Transition from pediatric to adult care should include education regarding age-appropriate awareness of one’s health condition and the skills needed for self-care. Current studies indicated that gaps of care occur in 40–60% of congenital heart disease patients, with the first gap occurring around age 19 [56]. Over 25% of patients with complex congenital heart disease had at least a 3-year gap in care. Patients with significant gaps in care are more likely to require acute interventions at the time of presentation to adult care [57]. In order to prevent these gaps and provide age-appropriate care that addresses the medical and psychosocial aspects of transition, the American Heart Association has published best practice guidelines [58]. The guidelines suggest specific transition preparation begin at age 12 and include attention to medical, psychosocial, emotional, educational/vocational, and family needs.

Conclusion

Despite the comorbidities faced by single ventricle patients following Fontan palliation, the long-term survival of these patients is a testament to the dedication of the many physicians and families who have cared for them. As we look towards the next 50 years of Fontan management, patients, families, and physicians must continue to work together to improve our understanding of the challenges facing patients.

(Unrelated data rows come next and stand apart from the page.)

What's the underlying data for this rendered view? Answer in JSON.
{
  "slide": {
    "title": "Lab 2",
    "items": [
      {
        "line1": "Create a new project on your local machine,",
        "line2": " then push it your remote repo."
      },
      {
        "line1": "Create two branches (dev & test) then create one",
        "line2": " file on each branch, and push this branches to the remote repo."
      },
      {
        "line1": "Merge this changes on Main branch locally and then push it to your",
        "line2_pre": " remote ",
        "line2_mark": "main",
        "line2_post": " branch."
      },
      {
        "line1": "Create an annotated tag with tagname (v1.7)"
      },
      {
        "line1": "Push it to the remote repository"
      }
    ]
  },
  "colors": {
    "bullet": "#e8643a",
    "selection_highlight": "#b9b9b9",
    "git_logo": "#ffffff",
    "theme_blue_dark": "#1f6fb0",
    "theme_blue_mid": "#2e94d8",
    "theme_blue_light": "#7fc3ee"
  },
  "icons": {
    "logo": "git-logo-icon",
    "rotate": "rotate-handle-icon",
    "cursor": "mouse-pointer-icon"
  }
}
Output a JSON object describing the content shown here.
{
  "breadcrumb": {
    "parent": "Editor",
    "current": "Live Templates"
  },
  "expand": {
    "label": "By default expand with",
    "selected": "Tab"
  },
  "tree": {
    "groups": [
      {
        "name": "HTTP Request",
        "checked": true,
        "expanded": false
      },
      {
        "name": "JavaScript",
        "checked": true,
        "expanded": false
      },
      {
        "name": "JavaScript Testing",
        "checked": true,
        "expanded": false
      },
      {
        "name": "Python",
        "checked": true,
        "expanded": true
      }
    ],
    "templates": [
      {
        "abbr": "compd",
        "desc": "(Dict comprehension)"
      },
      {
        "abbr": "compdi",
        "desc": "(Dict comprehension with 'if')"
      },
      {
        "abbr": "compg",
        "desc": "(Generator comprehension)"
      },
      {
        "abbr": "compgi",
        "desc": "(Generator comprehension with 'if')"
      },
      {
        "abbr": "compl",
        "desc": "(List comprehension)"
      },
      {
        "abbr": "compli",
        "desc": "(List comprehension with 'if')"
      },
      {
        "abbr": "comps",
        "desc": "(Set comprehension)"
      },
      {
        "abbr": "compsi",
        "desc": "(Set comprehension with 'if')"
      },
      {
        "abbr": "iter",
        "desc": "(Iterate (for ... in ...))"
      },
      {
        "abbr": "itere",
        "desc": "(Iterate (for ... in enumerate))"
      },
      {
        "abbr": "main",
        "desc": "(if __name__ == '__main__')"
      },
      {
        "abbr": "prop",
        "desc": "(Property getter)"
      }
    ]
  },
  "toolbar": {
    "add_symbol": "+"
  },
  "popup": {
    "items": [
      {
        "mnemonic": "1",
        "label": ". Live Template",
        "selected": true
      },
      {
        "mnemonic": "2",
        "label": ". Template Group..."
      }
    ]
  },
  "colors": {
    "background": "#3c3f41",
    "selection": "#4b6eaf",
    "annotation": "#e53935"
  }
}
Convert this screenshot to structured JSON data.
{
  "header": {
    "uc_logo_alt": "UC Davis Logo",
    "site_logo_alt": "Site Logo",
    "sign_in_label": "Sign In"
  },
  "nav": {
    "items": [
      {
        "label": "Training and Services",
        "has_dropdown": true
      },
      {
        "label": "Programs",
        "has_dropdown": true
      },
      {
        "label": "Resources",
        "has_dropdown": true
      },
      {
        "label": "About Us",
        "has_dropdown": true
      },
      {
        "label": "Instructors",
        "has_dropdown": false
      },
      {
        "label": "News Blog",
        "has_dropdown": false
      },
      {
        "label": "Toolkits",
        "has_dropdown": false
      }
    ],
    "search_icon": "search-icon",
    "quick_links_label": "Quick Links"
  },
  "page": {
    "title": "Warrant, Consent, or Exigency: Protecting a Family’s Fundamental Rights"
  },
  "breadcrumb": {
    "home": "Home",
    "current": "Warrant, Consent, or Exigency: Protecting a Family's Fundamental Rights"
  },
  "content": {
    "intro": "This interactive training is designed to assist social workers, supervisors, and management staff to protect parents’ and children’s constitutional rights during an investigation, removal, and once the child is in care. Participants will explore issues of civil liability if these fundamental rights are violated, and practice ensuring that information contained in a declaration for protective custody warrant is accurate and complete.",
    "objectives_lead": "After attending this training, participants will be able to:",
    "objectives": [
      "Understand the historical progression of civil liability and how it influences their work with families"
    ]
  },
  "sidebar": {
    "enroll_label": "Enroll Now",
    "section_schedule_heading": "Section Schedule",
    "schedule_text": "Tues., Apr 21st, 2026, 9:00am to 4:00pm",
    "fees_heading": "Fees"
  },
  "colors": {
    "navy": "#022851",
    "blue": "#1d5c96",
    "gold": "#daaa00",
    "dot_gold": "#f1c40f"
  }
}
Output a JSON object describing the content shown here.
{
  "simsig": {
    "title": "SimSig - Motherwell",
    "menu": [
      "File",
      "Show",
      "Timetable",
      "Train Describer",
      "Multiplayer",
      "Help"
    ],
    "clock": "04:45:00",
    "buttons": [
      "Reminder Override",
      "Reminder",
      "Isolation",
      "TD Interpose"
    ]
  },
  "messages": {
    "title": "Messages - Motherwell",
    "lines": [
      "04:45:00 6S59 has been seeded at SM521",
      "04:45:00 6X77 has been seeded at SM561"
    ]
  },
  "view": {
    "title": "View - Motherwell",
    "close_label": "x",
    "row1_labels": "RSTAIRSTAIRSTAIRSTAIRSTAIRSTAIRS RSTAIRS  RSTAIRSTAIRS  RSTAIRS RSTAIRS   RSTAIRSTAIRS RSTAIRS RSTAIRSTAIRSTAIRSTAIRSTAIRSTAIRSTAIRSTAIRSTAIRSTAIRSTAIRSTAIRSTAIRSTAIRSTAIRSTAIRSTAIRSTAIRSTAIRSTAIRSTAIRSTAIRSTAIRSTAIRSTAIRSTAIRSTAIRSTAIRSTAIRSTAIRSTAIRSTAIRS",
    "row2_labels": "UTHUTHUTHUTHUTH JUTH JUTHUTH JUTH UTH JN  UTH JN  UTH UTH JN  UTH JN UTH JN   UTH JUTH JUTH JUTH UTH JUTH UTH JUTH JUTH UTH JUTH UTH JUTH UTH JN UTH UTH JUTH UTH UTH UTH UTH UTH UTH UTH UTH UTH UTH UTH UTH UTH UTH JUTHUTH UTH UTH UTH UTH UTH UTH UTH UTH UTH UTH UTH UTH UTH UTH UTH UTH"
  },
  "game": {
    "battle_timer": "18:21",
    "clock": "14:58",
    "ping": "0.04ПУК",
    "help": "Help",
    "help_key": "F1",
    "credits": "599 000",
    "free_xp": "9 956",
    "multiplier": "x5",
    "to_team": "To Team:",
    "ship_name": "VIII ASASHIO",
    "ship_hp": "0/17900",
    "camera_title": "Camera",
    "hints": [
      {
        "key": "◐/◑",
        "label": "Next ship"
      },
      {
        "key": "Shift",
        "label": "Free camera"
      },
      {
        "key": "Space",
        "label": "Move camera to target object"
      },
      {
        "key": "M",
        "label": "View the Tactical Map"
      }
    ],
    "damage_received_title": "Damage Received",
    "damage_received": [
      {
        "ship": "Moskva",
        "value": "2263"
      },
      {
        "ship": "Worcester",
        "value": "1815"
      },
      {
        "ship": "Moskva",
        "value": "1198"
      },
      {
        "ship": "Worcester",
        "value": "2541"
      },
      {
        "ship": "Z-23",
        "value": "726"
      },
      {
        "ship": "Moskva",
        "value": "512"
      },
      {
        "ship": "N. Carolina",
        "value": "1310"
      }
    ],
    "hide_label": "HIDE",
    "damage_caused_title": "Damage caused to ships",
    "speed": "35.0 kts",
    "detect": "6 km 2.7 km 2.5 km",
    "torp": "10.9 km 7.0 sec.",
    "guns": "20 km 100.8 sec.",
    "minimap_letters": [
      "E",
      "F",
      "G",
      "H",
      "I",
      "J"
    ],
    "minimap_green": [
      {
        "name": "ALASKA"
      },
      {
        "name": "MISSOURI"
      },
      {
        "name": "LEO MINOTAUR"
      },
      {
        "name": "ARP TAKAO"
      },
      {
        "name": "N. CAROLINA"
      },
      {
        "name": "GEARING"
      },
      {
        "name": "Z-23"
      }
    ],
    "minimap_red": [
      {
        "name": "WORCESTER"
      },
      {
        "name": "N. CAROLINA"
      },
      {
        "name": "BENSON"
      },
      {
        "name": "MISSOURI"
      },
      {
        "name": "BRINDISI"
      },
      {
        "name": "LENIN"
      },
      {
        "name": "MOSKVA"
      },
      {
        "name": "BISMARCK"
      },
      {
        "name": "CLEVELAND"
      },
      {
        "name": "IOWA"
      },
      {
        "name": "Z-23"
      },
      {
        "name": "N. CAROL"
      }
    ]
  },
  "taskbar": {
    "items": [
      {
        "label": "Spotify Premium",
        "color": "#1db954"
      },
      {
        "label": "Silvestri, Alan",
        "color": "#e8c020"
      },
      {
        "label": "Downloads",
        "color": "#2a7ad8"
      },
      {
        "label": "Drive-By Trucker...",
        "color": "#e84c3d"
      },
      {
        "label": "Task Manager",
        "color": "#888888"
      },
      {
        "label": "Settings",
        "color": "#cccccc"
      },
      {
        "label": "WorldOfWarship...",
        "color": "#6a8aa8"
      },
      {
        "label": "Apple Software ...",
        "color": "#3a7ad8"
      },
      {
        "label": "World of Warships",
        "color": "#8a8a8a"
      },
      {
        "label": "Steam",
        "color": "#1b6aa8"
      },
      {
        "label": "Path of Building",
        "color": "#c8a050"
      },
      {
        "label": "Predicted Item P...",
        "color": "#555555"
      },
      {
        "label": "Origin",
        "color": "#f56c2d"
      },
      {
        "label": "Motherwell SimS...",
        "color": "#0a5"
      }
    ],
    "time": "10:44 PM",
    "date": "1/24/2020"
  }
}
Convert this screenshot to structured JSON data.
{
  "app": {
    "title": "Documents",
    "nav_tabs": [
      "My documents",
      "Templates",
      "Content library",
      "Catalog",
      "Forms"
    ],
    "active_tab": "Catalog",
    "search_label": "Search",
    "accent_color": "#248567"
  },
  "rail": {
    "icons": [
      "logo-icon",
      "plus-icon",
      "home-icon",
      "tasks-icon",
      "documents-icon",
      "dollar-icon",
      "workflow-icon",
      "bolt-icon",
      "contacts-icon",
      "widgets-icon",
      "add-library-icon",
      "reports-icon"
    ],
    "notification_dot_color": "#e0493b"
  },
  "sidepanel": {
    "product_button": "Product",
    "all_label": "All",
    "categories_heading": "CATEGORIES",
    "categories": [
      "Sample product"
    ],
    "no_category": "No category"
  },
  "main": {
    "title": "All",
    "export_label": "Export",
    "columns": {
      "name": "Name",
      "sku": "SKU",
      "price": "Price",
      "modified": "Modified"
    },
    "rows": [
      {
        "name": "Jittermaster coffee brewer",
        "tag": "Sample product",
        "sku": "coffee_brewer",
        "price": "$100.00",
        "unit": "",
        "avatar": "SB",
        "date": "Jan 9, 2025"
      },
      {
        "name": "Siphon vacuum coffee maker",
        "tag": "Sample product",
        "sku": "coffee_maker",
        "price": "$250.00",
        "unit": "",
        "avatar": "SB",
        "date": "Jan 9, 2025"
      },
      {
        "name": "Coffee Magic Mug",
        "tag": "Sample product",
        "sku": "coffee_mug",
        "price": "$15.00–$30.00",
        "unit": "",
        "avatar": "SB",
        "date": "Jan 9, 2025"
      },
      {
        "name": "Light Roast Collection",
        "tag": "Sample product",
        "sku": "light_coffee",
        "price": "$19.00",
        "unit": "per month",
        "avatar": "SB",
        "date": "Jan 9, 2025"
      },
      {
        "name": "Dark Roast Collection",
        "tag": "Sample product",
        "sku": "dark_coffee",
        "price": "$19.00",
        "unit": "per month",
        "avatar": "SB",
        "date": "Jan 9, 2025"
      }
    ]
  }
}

This article has reviewed not only modern Fontan palliation and its underlying physiologic implications, but also the current understanding and management of late Fontan complications. With ongoing research and multi-disciplinary approaches, the next 50 years of Fontan care will undoubtedly improve therapy for the late complications of Fontan palliation and a better quality of life for Fontan patients.